The task is to remove all occurrences of element in a list using Tail Recursion and Match expression.
remove(List(2, 1, 4, 1, 3, 3, 1, 2), 1), should return : List(2, 4, 3, 3, 2)
This is a pseudocode, which works only for the first occurance. Can someone guide me how to do it so it would remove all occurances? pseudocode
import scala.annotation.tailrec
object Test extends App{
def remove[A](l: List[A], el: A): List[A] = {
@tailrec
def helper(l: List[A], acc: List[A] = List[A]()): List[A] = {
l match {
case head :: tail if (head != el) => helper(tail, head::acc)
case head :: tail if (head == el) => (acc.reverse ::: tail)
case _ => acc
}
}
helper(l)
}
print(remove(List(2, 1, 4, 1, 3, 3, 1, 2), 1))
}
Your second pattern is not recursive, indeed its ending the recursion with the entire tail at the first match.
Further hint: you are building the accumulator in the reverse order, you can avoid the need to eventually reverse it with :+ to append in queue
def remove[A](l: List[A], el: A): List[A] = {
@tailrec
def helper(l: List[A], acc: List[A] = List[A]()): List[A] = {
l match {
case head +: tail => helper(tail, if(head != el) acc:+head else acc)
case _ => acc
}
}
helper(l)
}
print(remove(List(2, 1, 4, 1, 3, 3, 1, 2), 1))

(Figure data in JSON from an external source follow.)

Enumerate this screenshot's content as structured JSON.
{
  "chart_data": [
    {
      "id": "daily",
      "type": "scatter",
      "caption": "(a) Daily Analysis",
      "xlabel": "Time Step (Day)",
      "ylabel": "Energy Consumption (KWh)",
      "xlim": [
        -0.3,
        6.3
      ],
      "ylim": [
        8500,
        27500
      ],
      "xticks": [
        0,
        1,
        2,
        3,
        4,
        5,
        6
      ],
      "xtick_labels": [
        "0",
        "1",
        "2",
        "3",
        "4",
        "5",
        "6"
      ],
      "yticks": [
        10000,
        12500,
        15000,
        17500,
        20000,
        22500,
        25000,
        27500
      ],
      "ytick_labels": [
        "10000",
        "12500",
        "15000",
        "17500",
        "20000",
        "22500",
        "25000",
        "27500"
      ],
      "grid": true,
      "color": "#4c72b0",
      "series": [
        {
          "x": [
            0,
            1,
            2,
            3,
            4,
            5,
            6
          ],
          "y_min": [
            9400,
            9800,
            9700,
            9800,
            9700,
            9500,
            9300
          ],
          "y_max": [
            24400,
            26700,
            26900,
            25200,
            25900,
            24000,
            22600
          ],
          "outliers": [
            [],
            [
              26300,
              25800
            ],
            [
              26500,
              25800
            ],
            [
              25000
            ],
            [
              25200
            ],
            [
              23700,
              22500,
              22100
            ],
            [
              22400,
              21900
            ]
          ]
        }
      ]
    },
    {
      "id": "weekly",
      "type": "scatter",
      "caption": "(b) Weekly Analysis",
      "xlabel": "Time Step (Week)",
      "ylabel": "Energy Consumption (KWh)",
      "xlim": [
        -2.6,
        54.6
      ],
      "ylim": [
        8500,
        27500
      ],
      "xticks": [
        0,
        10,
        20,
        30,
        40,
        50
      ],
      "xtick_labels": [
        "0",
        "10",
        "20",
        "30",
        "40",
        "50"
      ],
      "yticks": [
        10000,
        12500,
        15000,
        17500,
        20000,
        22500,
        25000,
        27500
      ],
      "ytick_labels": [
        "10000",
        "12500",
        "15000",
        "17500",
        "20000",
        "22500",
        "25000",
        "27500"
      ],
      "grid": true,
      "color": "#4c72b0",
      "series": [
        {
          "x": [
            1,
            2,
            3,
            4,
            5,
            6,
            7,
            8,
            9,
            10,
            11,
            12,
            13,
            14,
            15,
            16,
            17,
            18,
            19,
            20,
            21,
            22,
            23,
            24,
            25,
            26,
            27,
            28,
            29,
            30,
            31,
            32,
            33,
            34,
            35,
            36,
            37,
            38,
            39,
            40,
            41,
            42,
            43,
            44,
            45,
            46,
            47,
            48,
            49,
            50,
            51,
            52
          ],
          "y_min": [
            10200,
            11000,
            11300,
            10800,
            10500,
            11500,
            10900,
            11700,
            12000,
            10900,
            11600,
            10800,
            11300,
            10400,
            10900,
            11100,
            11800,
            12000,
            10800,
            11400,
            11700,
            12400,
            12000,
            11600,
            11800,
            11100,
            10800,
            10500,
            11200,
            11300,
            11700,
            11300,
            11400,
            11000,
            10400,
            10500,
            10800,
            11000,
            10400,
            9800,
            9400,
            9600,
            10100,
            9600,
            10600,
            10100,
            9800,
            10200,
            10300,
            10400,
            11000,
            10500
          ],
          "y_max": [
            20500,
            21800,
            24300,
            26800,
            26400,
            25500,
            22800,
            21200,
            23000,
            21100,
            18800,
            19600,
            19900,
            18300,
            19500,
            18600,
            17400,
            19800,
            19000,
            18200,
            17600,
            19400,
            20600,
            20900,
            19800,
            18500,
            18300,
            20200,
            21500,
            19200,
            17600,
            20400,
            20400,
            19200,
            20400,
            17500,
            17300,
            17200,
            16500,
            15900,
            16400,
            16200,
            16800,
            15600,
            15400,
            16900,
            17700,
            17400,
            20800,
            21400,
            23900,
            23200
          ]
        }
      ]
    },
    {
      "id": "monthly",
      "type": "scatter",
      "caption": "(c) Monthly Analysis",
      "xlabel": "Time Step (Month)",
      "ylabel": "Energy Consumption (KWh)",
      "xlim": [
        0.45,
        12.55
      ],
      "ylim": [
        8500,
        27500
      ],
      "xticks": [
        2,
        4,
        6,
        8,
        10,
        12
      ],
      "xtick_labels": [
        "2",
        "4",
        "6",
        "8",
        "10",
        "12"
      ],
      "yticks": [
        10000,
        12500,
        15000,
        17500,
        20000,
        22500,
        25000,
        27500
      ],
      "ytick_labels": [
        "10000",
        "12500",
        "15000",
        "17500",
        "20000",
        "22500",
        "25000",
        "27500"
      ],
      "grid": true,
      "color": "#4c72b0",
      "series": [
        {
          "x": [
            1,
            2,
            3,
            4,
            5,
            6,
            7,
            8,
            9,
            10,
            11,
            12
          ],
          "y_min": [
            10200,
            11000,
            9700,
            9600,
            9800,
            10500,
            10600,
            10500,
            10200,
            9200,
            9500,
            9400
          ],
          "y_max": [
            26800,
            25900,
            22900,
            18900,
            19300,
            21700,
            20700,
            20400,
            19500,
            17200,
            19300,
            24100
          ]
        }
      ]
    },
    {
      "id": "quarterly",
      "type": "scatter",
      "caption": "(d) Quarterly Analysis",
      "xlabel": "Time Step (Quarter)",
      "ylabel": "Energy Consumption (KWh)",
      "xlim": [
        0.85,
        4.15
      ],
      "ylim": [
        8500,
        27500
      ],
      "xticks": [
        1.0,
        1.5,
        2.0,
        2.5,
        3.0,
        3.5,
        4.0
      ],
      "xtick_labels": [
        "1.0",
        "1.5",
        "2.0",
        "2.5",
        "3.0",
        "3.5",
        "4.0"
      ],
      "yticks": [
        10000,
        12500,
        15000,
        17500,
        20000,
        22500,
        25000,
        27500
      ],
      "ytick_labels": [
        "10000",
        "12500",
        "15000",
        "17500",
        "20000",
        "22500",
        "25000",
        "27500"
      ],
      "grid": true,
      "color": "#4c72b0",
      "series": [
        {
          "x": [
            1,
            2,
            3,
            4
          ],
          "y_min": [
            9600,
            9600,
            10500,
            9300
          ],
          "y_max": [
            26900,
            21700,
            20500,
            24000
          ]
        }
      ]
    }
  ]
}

as per jwvh comments this should be faster
import scala.annotation.tailrec
def remove[A](l: List[A], el: A): List[A] = {
@tailrec
def helper(l: List[A], acc: List[A] = List[A]()): List[A] = {
l match {
case head +: tail => helper(tail, if(head != el) head+:acc else acc)
case _ => acc.reverse
}
}
helper(l)
}
print(remove(List(2, 1, 4, 1, 3, 3, 1, 2), 1))